Film übers Rockbusiness: Der groteske männliche Körper
Drogen, Wahnsinn, Herzinfarkt: Judd Apatows neuer Fim "Männertrip" zeigt ein kannibalistisches und narzisstisches System kurz vor der Implosion – das Rockbusiness.
Bei allen Verstößen gegen das Geschmacksempfinden sind die Filme von Produzent Judd Apatow, der in den letzten Jahren mit zahlreichen zotigen Komödien den "Apatow-Film" als eigenes Genre begründet hat, im Kern moralische Angelegenheiten. Auch in "Männertrip" steht der groteske männliche Körper im Mittelpunkt, wird über die humoristischen Potenziale von Exzessen, Kotzereien, widerwillig im Arsch geschmuggelten Drogen und zynisch vor Elendskulisse in Szene gesetzten Musikvideos gänzlich ungeniert spekuliert. Doch bleibt am Ende die Erkenntnis: Es muss eigentlich alles anders werden. Entschleunigter, down to Earth, mal wieder miteinander engumschlungen im Bett einschlafen.

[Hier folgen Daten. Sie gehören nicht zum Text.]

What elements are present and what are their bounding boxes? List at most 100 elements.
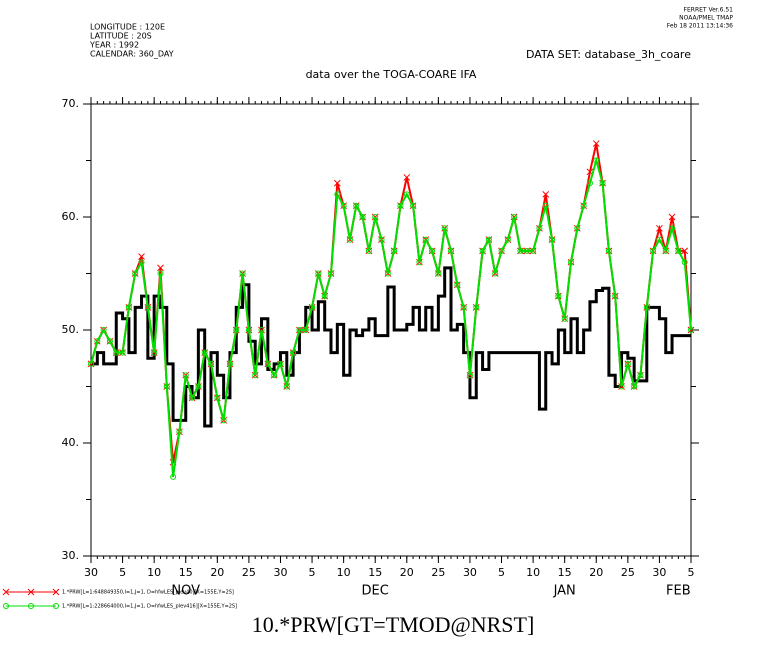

Apatow-Filme handeln von Schwellen: Der Mann, der Kind bleiben will, muss erwachsen werden. In seinem letztmaligen Aufbäumen dagegen gelangen sie zu ihrem anarchischen Humor und ihrer moralischen Kehre. Dass Apatow-Star Jonah Hill hier den glücklos überforderten Musikbiz-Arbeiter Aaron Green spielt, der diese Lektion mit Haus und Ehefrau eigentlich schon verinnerlicht hat, ist zunächst das eigentlich Überraschende. Die Mannskinder dieses Films sind die in hyperbolischem Wahnsinn versunkene Musikindustrie und ihr Ziehsohn, der jeglicher Weltverhaftung verlustig gegangene Has-Been-Rockstar Aldous Snow (Russell Brand).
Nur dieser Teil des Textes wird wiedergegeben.